First of all, you should be able to have access to the OpenShift Enterprise repositories from Red Hat. Disclaimer: the current post is not related to CentOS based installations, also this post is not referring to OKD, MiniShift or even OpenShift on a single container (all-in-one), nope, this post is the technical review of OpenShift Enterprise 3.11 installed on a relatively small hardware.

Hardware

Intel NUC Core i7 quad core, 32 GB of RAM, 256 GB PCIe Flash, 750 GB Hard Disk.
Intel NUC Core i5 quad core, 16 GB of RAM, 256 GB PCIe Flash, 500 GB Hard Disk.
Intel NUC Core i3 quad core, 16 GB of RAM, 128 GB PCIe Flash, 500 GB Hard Disk.
HP MP 9, Intel Core i5 quad core, 16 GB of RAM, 256 SSD. This is the master node.
Lenovo Laptop with RHEL 7.6 as bastion host.

Cluster components

1 Master node
3 Infra-compute nodes (infrastructure and computing nodes)
3 GlusterFS nodes

As you can advice, there are not enough nodes to cover the proposed architecture, so, I'm proposing to share the node resources in order to deploy the infra-compute nodes and the glusterfs nodes together. Of course, this kind of deployment is not recommended by Red Hat, remember, this is only a cluster for learning purposes, never for production purposes.

Brief list of OpenShift services to deploy

Hawkular
Cassandra
Heapster
Elasticsearch
Fluentd
Kibana
Alert manager
Prometheus
Grafana
GlusterFS
Web Console
Catalog
Cluster console
Docker registry
OLM Operators
Problem detector
OC command line
Heketi
Master API
Internal Router
Scheduler
and more...

Operating system

Red Hat Enterprise Linux (RHEL) 7.6 up to date with the following repositories enabled:

rhel-7-fast-datapath-rpms
rhel-7-server-extras-rpms
rhel-7-server-optional-rpms
rhel-7-server-ansible-2.6-rpms
rhel-7-server-ose-3.11-rpms
rhel-7-server-rpms
rh-gluster-3-client-for-rhel-7-server-rpms
rh-gluster-3-for-rhel-7-server-rpms

You can enable them by performing the following commands (on RHEL 7.6):

subscription-manager repos --enable=rhel-7-fast-datapath-rpms
subscription-manager repos --enable=rhel-7-server-extras-rpms
subscription-manager repos --enable=rhel-7-server-optional-rpms
subscription-manager repos --enable=rhel-7-server-ansible-2.6-rpms 
subscription-manager repos --enable=rhel-7-server-ose-3.11-rpms
subscription-manager repos --enable=rhel-7-server-rpms
subscription-manager repos --enable=rh-gluster-3-client-for-rhel-7-server-rpms
subscription-manager repos --enable=rh-gluster-3-for-rhel-7-server-rpms

RPM packages required

The required RPMs on every node and the bastion host should be: wget, git, net-tools, bind-utils, yum-utils, firewalld, java-1.8.0-openjdk, bridge-utils, bash-completion, kexec-tools, sos, psacct, openshift-ansible, glusterfs-fuse, docker and skopeo.

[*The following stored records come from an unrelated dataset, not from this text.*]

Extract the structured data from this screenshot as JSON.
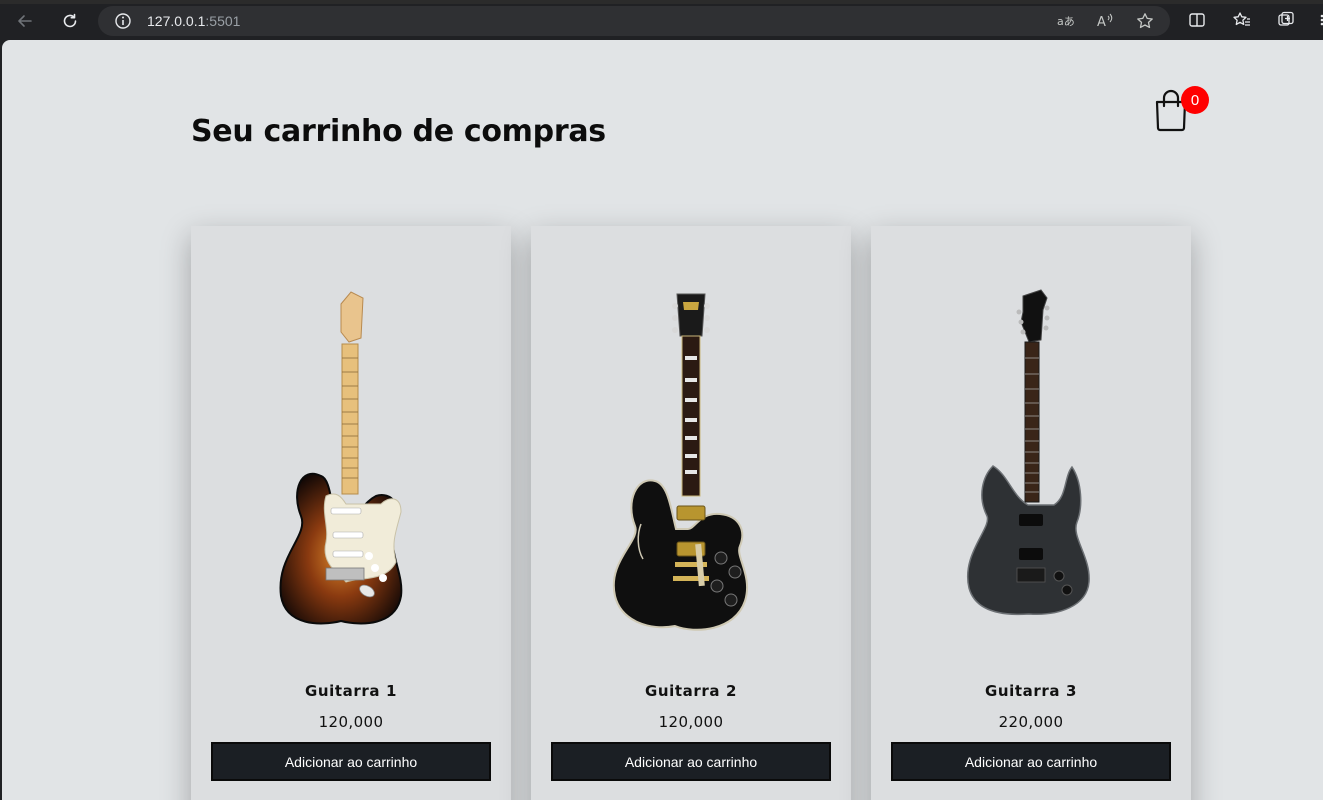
{
  "browser": {
    "url_host": "127.0.0.1",
    "url_port": ":5501",
    "icons": [
      "back-icon",
      "reload-icon",
      "info-icon",
      "translate-icon",
      "read-aloud-icon",
      "favorite-star-icon",
      "split-screen-icon",
      "favorites-icon",
      "collections-icon"
    ]
  },
  "page": {
    "title": "Seu carrinho de compras",
    "cart_count": "0"
  },
  "products": [
    {
      "name": "Guitarra 1",
      "price": "120,000",
      "button": "Adicionar ao carrinho",
      "image": "sunburst-strat-guitar",
      "color": "#3a1e0e"
    },
    {
      "name": "Guitarra 2",
      "price": "120,000",
      "button": "Adicionar ao carrinho",
      "image": "black-les-paul-guitar",
      "color": "#141414"
    },
    {
      "name": "Guitarra 3",
      "price": "220,000",
      "button": "Adicionar ao carrinho",
      "image": "black-superstrat-guitar",
      "color": "#2a2d30"
    }
  ],
  "colors": {
    "page_bg": "#e1e4e6",
    "card_bg": "#dcdee0",
    "button_bg": "#1b1f24",
    "badge_bg": "#ff0000"
  }
}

$ sudo yum -y install wget git net-tools bind-utils yum-utils firewalld java-1.8.0-openjdk \ 
bridge-utils bash-completion kexec-tools sos psacct openshift-ansible glusterfs-fuse docker skopeo

For the GlusterFS nodes (in this case, the nodei7, nodei5 and nodei3 nodes, also install Heketi Server on the master node) you should to install also the Heketi packages and the GlusterFS server packages:

$ sudo yum -y install heketi* gluster*

DNS (configuration required)

You need a fully qualified domain name service capable to handle wildcards, unfortunately dnsmasq is not enough for that purpose, you should to configure bind (named) or directly handling this by a DNS on your own domain (I did the last scenario). You can check this guide if you want to deploy Bind on your bastion host: https://access.redhat.com/documentation/en-us/openshift_enterprise/2/html/deployment_guide/sect-configuring_bind_and_dns

Adding these entries on the /etc/hosts file is not sufficient to deploy successfully the cluster due to OpenShift generates automatically internal rules on the Kubernetes pods and it takes them from the DNS configuration.

master.calvarado04.com
nodei7.calvarado04.com
nodei5.calvarado04.com
nodei3.calvarado04.com
*.openshift.calvarado04.com <--- Wildcard, it must be making reference to the nodes where is deployed the router service (infra nodes).
cluster-openshift.calvarado04.com <--- Master node public name

Don't forget to change the name of your nodes in the same way, you can perform that by:

$ sudo hostnamectl set-hostname nodei7.calvarado04.com

$ hostname --fqdn
nodei7.calvarado04.com

SSL Certificate (wildcard capable) for the OpenShift cluster

As you can see, If you want to install your own SSL certificate, that certificate must have wildcard capabilities, due to the basic SSL certificates won't work at all on OpenShift.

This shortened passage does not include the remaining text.